Tenía razón, una leyenda quería que en el siglo XV, un príncipe abad del principado de Stavelot-Malmedy, prohibiera la participación de los religiosos en las celebraciones carnavalescas. La población contestataria quiso recordar la presencia de los monjes durante las festividades y así nacieron hacia 1502 los Blancs Moussîs. Más allá de la apariencia, también tienen carácter. Son irreverentes, satíricos y entretenidos. Sus objetivos son hacer participar a los espectadores, engendrar en ellos una reacción, en suma, integrarlos en la fiesta. Para lograrlo, son provocadores. Todos los medios son buenos: están rodeados de pescadores que usan arenques como cebo, de pegadores de carteles satíricos, de porteadores de escobas de manga larga y de tijeras de madera para agarrar tus piernas y de carros con cañones sopladores de confeti.

— ¡No tengas miedo, soy yo, tu papá! — digo quitándome la máscara.

La niña se lanzó llorando entre mis brazos. 

Entonces, almacené mi disfraz de blanc moussî para siempre.

Jean Claude Fonder

Basura

El antifaz negro no me gusta, pero es necesario.

La peluca, en cambio, oscura con mechones violeta, es de lo más femenino, solo tengo que desgreñar los cabellos. Me ensucio el rostro con el maquillaje: matices de gris, morado, violeta. Pintalabios negro, esmalte negro en las uñas, guantes de red, pero rotos, también negros. Pantalones y camiseta oscuros, bien ajustados. Finalmente me enfundo en una bolsa de residuos color plomizo, ya muy estropeada, y mi disfraz de “Saco de Basura” es perfecto. Nadie me va a reconocer, solo tú.

Oculto en mi bolso nuevo todo lo que tengo que llevarme, y salgo a la calle rebosante de gente disfrazada lanzando confeti, entre la música disonante de los carros de Carnaval, las caras espeluznantes de los muñecos de cartón piedra. Gritos de niños, carcajadas, rostros enmascarados en el alegre estrépito de la fiesta. 
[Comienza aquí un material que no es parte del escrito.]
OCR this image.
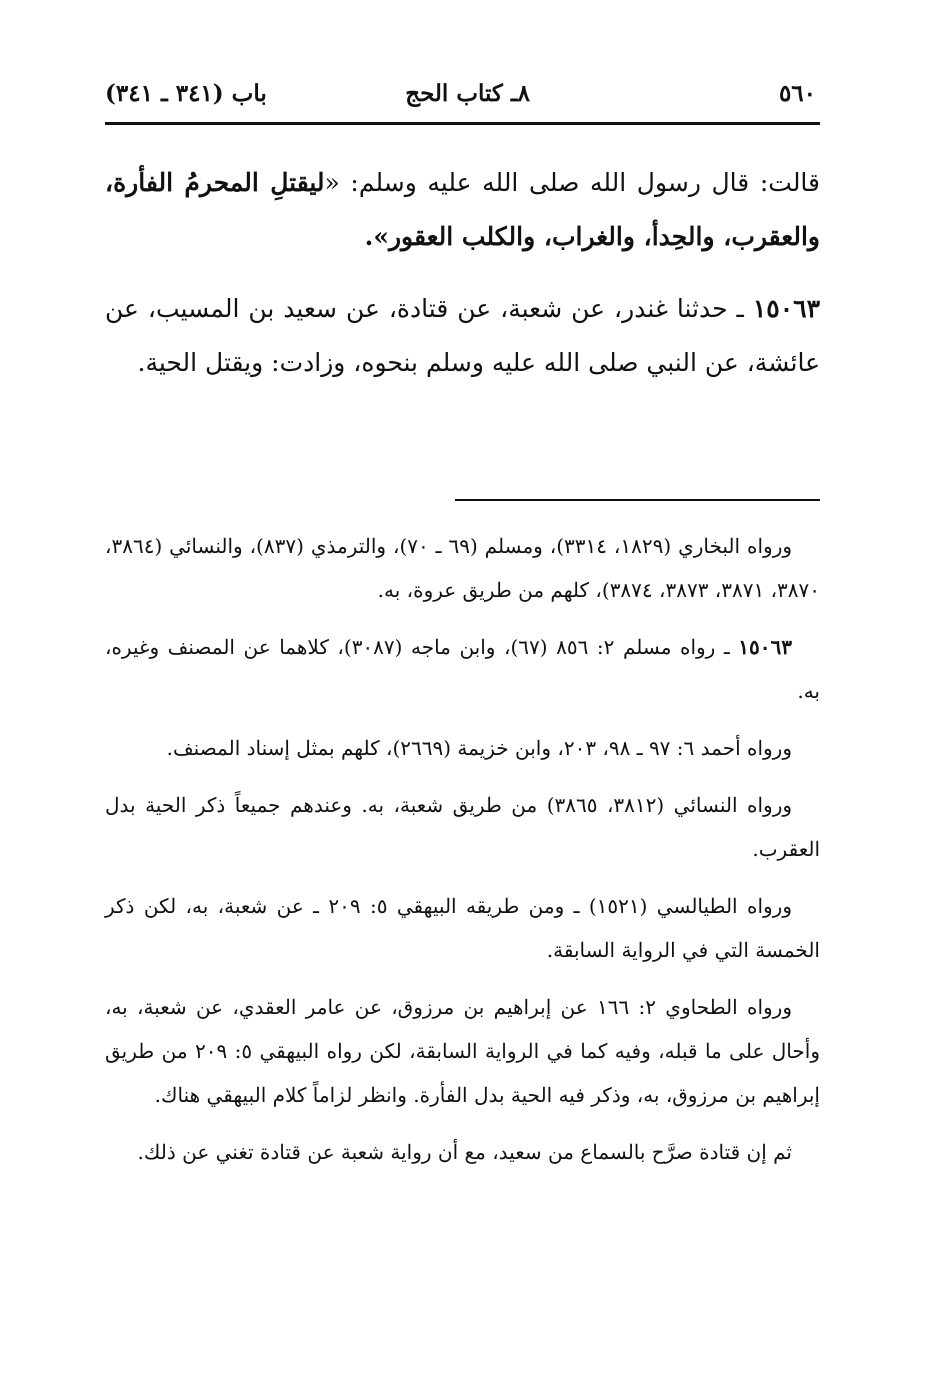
٥٦٠
٨ـ كتاب الحج
باب (٣٤١ ـ ٣٤١)

قالت: قال رسول الله صلى الله عليه وسلم: «ليقتلِ المحرمُ الفأرة، والعقرب، والحِدأ، والغراب، والكلب العقور».

١٥٠٦٣ ـ حدثنا غندر، عن شعبة، عن قتادة، عن سعيد بن المسيب، عن عائشة، عن النبي صلى الله عليه وسلم بنحوه، وزادت: ويقتل الحية.

ورواه البخاري (١٨٢٩، ٣٣١٤)، ومسلم (٦٩ ـ ٧٠)، والترمذي (٨٣٧)، والنسائي (٣٨٦٤، ٣٨٧٠، ٣٨٧١، ٣٨٧٣، ٣٨٧٤)، كلهم من طريق عروة، به.

١٥٠٦٣ ـ رواه مسلم ٢: ٨٥٦ (٦٧)، وابن ماجه (٣٠٨٧)، كلاهما عن المصنف وغيره، به.

ورواه أحمد ٦: ٩٧ ـ ٩٨، ٢٠٣، وابن خزيمة (٢٦٦٩)، كلهم بمثل إسناد المصنف.

ورواه النسائي (٣٨١٢، ٣٨٦٥) من طريق شعبة، به. وعندهم جميعاً ذكر الحية بدل العقرب.

ورواه الطيالسي (١٥٢١) ـ ومن طريقه البيهقي ٥: ٢٠٩ ـ عن شعبة، به، لكن ذكر الخمسة التي في الرواية السابقة.

ورواه الطحاوي ٢: ١٦٦ عن إبراهيم بن مرزوق، عن عامر العقدي، عن شعبة، به، وأحال على ما قبله، وفيه كما في الرواية السابقة، لكن رواه البيهقي ٥: ٢٠٩ من طريق إبراهيم بن مرزوق، به، وذكر فيه الحية بدل الفأرة. وانظر لزاماً كلام البيهقي هناك.

ثم إن قتادة صرَّح بالسماع من سعيد، مع أن رواية شعبة عن قتادة تغني عن ذلك.
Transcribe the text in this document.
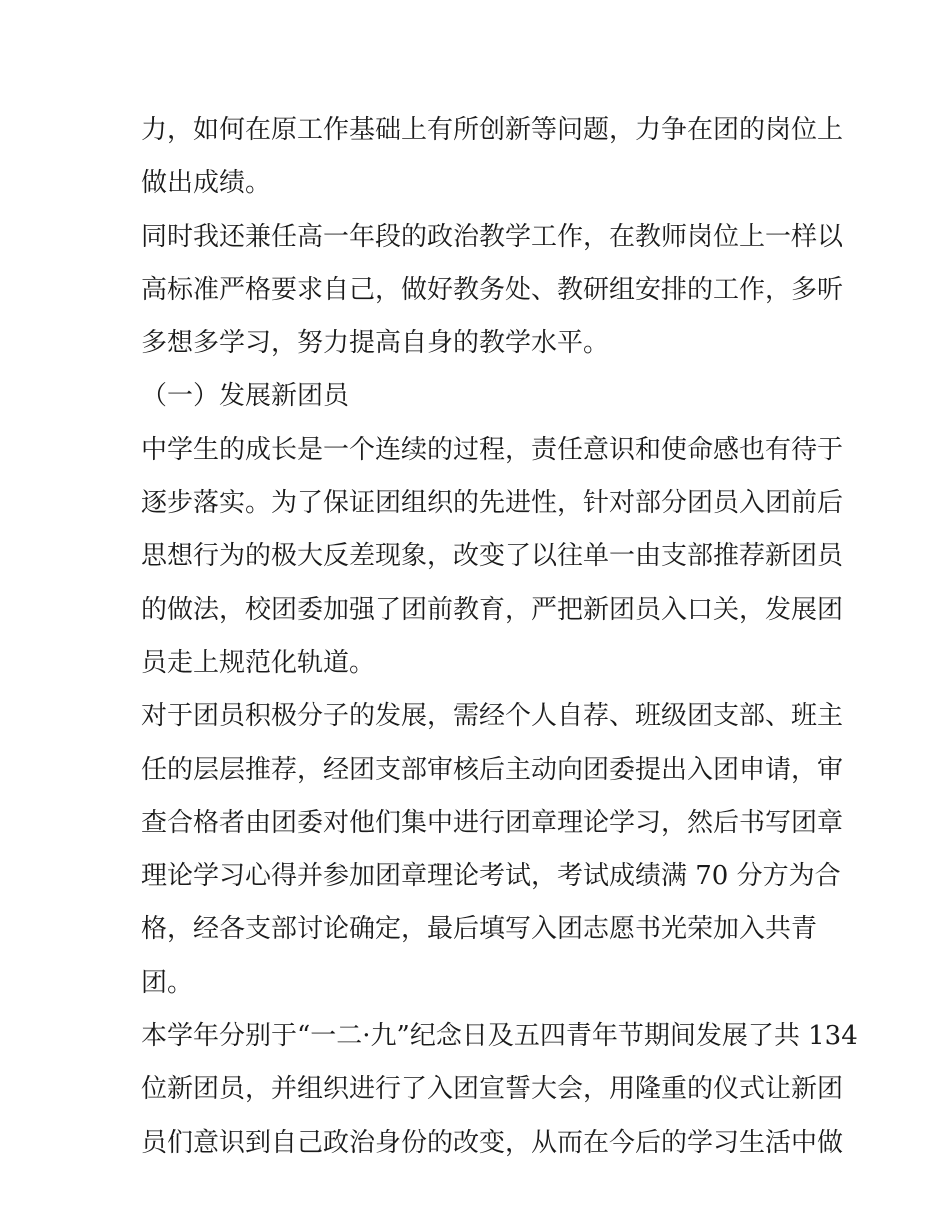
力，如何在原工作基础上有所创新等问题，力争在团的岗位上
做出成绩。
同时我还兼任高一年段的政治教学工作，在教师岗位上一样以
高标准严格要求自己，做好教务处、教研组安排的工作，多听
多想多学习，努力提高自身的教学水平。
（一）发展新团员
中学生的成长是一个连续的过程，责任意识和使命感也有待于
逐步落实。为了保证团组织的先进性，针对部分团员入团前后
思想行为的极大反差现象，改变了以往单一由支部推荐新团员
的做法，校团委加强了团前教育，严把新团员入口关，发展团
员走上规范化轨道。
对于团员积极分子的发展，需经个人自荐、班级团支部、班主
任的层层推荐，经团支部审核后主动向团委提出入团申请，审
查合格者由团委对他们集中进行团章理论学习，然后书写团章
理论学习心得并参加团章理论考试，考试成绩满 70 分方为合
格，经各支部讨论确定，最后填写入团志愿书光荣加入共青
团。
本学年分别于“一二·九”纪念日及五四青年节期间发展了共 134
位新团员，并组织进行了入团宣誓大会，用隆重的仪式让新团
员们意识到自己政治身份的改变，从而在今后的学习生活中做
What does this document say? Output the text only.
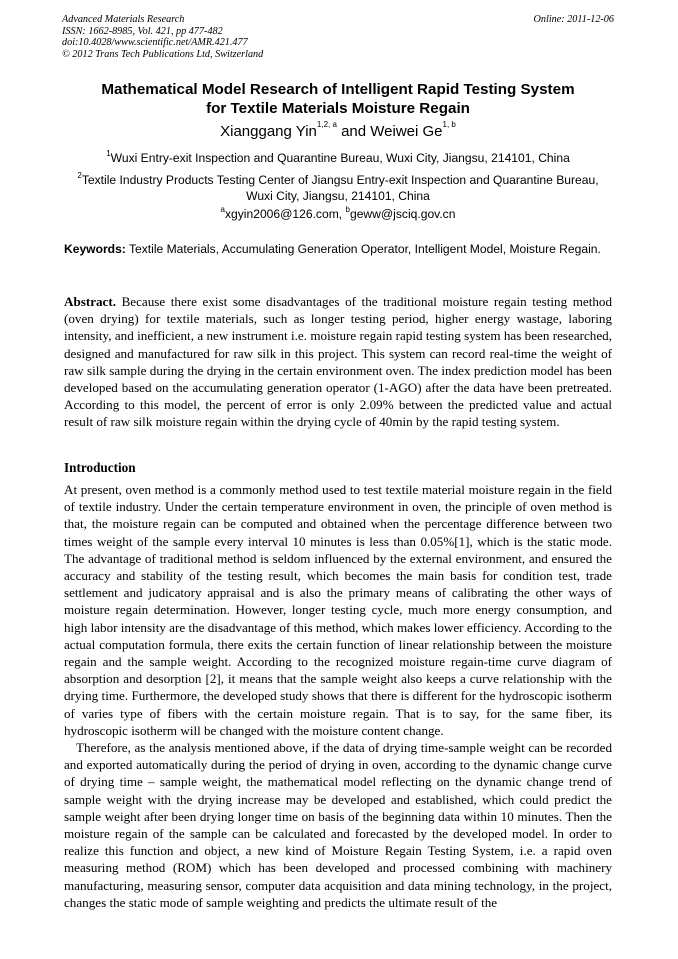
Advanced Materials Research
ISSN: 1662-8985, Vol. 421, pp 477-482
doi:10.4028/www.scientific.net/AMR.421.477
© 2012 Trans Tech Publications Ltd, Switzerland
Online: 2011-12-06
Mathematical Model Research of Intelligent Rapid Testing System
for Textile Materials Moisture Regain
Xianggang Yin$^{1,2, a}$ and Weiwei Ge$^{1, b}$
$^1$Wuxi Entry-exit Inspection and Quarantine Bureau, Wuxi City, Jiangsu, 214101, China
$^2$Textile Industry Products Testing Center of Jiangsu Entry-exit Inspection and Quarantine Bureau,
Wuxi City, Jiangsu, 214101, China
$^a$xgyin2006@126.com, $^b$geww@jsciq.gov.cn
Keywords: Textile Materials, Accumulating Generation Operator, Intelligent Model, Moisture Regain.
Abstract. Because there exist some disadvantages of the traditional moisture regain testing method (oven drying) for textile materials, such as longer testing period, higher energy wastage, laboring intensity, and inefficient, a new instrument i.e. moisture regain rapid testing system has been researched, designed and manufactured for raw silk in this project. This system can record real-time the weight of raw silk sample during the drying in the certain environment oven. The index prediction model has been developed based on the accumulating generation operator (1-AGO) after the data have been pretreated. According to this model, the percent of error is only 2.09% between the predicted value and actual result of raw silk moisture regain within the drying cycle of 40min by the rapid testing system.
Introduction

At present, oven method is a commonly method used to test textile material moisture regain in the field of textile industry. Under the certain temperature environment in oven, the principle of oven method is that, the moisture regain can be computed and obtained when the percentage difference between two times weight of the sample every interval 10 minutes is less than 0.05%[1], which is the static mode. The advantage of traditional method is seldom influenced by the external environment, and ensured the accuracy and stability of the testing result, which becomes the main basis for condition test, trade settlement and judicatory appraisal and is also the primary means of calibrating the other ways of moisture regain determination. However, longer testing cycle, much more energy consumption, and high labor intensity are the disadvantage of this method, which makes lower efficiency. According to the actual computation formula, there exits the certain function of linear relationship between the moisture regain and the sample weight. According to the recognized moisture regain-time curve diagram of absorption and desorption [2], it means that the sample weight also keeps a curve relationship with the drying time. Furthermore, the developed study shows that there is different for the hydroscopic isotherm of varies type of fibers with the certain moisture regain. That is to say, for the same fiber, its hydroscopic isotherm will be changed with the moisture content change.

Therefore, as the analysis mentioned above, if the data of drying time-sample weight can be recorded and exported automatically during the period of drying in oven, according to the dynamic change curve of drying time – sample weight, the mathematical model reflecting on the dynamic change trend of sample weight with the drying increase may be developed and established, which could predict the sample weight after been drying longer time on basis of the beginning data within 10 minutes. Then the moisture regain of the sample can be calculated and forecasted by the developed model. In order to realize this function and object, a new kind of Moisture Regain Testing System, i.e. a rapid oven measuring method (ROM) which has been developed and processed combining with machinery manufacturing, measuring sensor, computer data acquisition and data mining technology, in the project, changes the static mode of sample weighting and predicts the ultimate result of the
Un payaso con la cara pintada de blanco intenta asustarme. Es falso como el alborozo que inunda la ciudad, como todas estas personas que necesitan disfrazarse de algo diferente para encontrar un simulacro de felicidad.

Yo sola soy real, auténtica en mi dolor de pacotilla, en mi rencor de basura. Solo tú me vas a reconocer, porque eres tú el que me ha tirado a la basura como un trapo sucio. Y yo también te voy a reconocer, porque tú no necesitas un disfraz para ser falso. No tendrás el tiempo para un saludo o una sonrisa hipócrita, porque yo sacaré lo que tengo en el bolso nada más verte: nadie se enterará del golpe, con todo ese ruido, nadie hará caso a una chica disfrazada de saco de basura en medio de ese gentío de máscaras borrachas de alegría, nadie se dará cuenta de tu cuerpo pisoteado por la muchedumbre inconsciente, como si fueras un saco de basura.